How Do Payday Loans Work?

What's the approval process like? McCreary says, "A payday loan typically works like this: If approved, you either write a post-dated check or sign an automatic withdrawal authorization form that lets the lender take the money due (principal, interest, and fees) from your bank account after the date of your next expected paycheck." She adds that, "even though you may be required to leave a post-dated check at the store, many payday loan lenders will require you to return on your payday to pay the balance off."

The Downside

What happens if you can't pay the payday loan off by your next paycheck? According to McCreary, a few things can occur. "If you can't repay the loan after your next paycheck, the lender might offer to let you roll your current loan over into a new one," she says. "This includes the existing loan and fees—on top of the new loan amount and fees—so that now you have an even larger loan to pay off on your next payday."

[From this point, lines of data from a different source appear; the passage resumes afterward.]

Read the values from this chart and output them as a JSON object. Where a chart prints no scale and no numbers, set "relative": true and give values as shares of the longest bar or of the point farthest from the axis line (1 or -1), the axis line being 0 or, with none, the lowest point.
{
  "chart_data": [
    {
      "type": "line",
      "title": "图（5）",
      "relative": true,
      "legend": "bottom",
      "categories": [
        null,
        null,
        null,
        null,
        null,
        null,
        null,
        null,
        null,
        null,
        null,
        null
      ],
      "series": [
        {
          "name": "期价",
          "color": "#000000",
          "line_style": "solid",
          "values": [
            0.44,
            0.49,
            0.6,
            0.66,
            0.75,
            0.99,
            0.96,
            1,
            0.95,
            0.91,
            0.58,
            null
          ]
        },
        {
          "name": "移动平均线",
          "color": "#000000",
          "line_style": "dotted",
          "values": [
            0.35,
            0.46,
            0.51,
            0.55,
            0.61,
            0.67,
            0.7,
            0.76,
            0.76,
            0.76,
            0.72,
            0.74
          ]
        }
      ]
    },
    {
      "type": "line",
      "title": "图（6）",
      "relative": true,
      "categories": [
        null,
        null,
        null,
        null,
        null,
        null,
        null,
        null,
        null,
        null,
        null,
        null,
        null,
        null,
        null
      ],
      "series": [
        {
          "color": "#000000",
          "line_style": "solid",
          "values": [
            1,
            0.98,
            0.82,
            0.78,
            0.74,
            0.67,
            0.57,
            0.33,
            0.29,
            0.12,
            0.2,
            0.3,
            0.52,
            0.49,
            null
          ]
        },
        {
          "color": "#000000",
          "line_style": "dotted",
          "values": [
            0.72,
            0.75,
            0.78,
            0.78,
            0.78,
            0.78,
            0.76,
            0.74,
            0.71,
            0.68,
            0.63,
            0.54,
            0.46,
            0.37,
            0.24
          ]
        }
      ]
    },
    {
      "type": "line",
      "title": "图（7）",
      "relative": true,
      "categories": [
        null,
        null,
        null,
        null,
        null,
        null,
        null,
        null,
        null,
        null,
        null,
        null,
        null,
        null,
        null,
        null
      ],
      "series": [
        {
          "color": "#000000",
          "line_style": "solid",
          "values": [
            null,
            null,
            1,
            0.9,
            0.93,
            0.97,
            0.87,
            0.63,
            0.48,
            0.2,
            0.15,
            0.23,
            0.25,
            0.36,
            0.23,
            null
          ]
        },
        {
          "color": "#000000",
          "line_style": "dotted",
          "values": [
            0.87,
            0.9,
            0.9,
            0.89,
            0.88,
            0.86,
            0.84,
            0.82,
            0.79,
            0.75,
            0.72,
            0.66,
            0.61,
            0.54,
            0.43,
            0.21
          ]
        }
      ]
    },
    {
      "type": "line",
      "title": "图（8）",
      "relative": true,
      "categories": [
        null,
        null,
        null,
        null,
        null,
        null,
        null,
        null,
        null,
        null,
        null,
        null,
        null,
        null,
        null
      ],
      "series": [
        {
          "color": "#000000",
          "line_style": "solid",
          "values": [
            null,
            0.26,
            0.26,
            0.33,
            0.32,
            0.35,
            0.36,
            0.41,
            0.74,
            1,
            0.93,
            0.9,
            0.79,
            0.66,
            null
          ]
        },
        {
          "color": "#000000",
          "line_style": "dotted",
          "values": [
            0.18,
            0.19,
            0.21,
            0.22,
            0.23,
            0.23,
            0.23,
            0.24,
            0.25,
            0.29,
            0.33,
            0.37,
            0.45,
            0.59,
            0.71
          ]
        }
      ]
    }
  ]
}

McCreary warns that payday loans, while they may seem small, come with high fees as well as high-interest rates. Because payday loans have such short repayment terms, these costs translate to a steep APR. According to the Consumer Federation of America, payday loan APRs are usually 400 percent or more. In other words, borrowers can find themselves in more debt after the fact. "If you can't repay yours right away, you may find yourself refinancing the debt repeatedly and paying more in interest than the original amount you borrowed," says McCreary. This is why some states prohibit payday loans altogether.

Instead of opting for a payday loan, McCreary says to consider other alternatives first: asking for an extension, seek a payday alternative loan, or a small personal loan. To avoid getting into the situation where a payday loan is the only option, McCreary suggests paying bills on time, pay down debt, don't close old credit cards, don't open too many credit lines at the same time, and diversify your credit mix.